Geralmente pensa-se em segurança quando acontecem casos pontuais como este estupro no campus. É importante nos conscientizarmos que as reações não devem ser pontuais, que as coisas acontecem todos os dias, violências de todo tipo, por isso há que haver uma reflexão permanente e proposições factíveis! Portanto, sugiro que levantemos uma bandeira aqui na UFSC: uma política de segurança voltada a proteção das pessoas e não somente dos materiais e bens patrimoniaisd+ mais iluminação nos caminhos, trilhas, pontos de ônibus no Campus da UFSC e treinamento para os vigilantes ficarem mais atentos para as pessoas que transitam pelo Campus, principalmente no período noturno!

Infelizmente este estupro não é um caso isolado. Sobre as mulheres paira sempre a ameaça da violência masculina.
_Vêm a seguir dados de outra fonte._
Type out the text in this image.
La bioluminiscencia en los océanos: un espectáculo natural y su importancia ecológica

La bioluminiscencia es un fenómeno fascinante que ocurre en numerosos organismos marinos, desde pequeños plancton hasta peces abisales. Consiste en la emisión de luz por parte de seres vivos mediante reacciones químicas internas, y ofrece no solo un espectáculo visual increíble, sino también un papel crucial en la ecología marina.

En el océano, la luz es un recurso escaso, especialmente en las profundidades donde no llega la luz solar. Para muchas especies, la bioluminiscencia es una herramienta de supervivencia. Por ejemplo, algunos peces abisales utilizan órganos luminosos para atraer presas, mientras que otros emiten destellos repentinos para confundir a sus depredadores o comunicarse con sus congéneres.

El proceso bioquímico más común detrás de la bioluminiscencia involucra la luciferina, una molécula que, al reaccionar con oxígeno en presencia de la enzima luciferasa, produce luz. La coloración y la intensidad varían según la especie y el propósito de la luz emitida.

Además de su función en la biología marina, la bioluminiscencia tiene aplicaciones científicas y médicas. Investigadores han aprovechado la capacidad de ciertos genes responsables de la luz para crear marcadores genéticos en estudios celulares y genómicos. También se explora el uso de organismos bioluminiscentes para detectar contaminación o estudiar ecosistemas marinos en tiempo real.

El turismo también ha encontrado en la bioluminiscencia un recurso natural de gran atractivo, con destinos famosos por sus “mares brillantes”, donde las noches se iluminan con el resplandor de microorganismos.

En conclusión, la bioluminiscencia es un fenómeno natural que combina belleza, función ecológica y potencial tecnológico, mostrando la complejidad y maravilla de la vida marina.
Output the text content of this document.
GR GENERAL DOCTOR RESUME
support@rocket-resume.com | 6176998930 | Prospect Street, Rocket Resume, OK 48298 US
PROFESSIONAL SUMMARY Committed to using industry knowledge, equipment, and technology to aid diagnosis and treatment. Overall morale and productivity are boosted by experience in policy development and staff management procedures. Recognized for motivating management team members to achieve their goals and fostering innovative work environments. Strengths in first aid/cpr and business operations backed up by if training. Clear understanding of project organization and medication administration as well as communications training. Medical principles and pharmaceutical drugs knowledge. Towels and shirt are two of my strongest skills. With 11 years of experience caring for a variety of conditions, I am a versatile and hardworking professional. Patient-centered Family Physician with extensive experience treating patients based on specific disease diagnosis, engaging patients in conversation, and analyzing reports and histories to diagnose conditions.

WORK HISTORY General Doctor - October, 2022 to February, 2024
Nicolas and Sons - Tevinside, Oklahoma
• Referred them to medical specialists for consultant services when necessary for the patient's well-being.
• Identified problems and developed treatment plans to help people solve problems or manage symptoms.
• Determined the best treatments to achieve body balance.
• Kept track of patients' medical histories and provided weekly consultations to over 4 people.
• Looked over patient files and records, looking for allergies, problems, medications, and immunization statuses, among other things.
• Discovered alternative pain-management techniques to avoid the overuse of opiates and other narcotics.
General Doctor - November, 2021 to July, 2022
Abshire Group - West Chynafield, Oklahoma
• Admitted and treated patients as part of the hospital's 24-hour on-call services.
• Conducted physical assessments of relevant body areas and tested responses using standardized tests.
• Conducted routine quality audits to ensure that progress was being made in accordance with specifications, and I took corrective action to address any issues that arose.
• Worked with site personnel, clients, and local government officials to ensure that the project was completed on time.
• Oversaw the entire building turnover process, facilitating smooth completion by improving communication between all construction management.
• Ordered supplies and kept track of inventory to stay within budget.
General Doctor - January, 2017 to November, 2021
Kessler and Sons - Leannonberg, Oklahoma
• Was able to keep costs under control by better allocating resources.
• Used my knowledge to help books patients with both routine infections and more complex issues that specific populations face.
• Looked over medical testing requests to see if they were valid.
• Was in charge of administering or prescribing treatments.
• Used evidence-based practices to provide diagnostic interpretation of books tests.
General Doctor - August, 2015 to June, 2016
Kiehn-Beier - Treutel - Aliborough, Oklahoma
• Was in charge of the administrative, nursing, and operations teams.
Sem mudanças radicais na cultura e na subjetividade humana quanto as relações de gênero não corrigiremos nunca esta dramática situação que torna as mulheres objetos do ataque masculino. Uma universidade é lugar onde se forjam novas tecnologias e novos padrões de sociabilidade. Cabe iniciar uma campanha permanente contra o sexismo e a violência nas relações entre homens e muheres, de forma a desconstruir as representações estereotipadas que alimentam o predador comportamento masculino e impedem as mulheres caminharem livremente a qualquer hora e de qualquer jeito pelos trajetos que traçarem.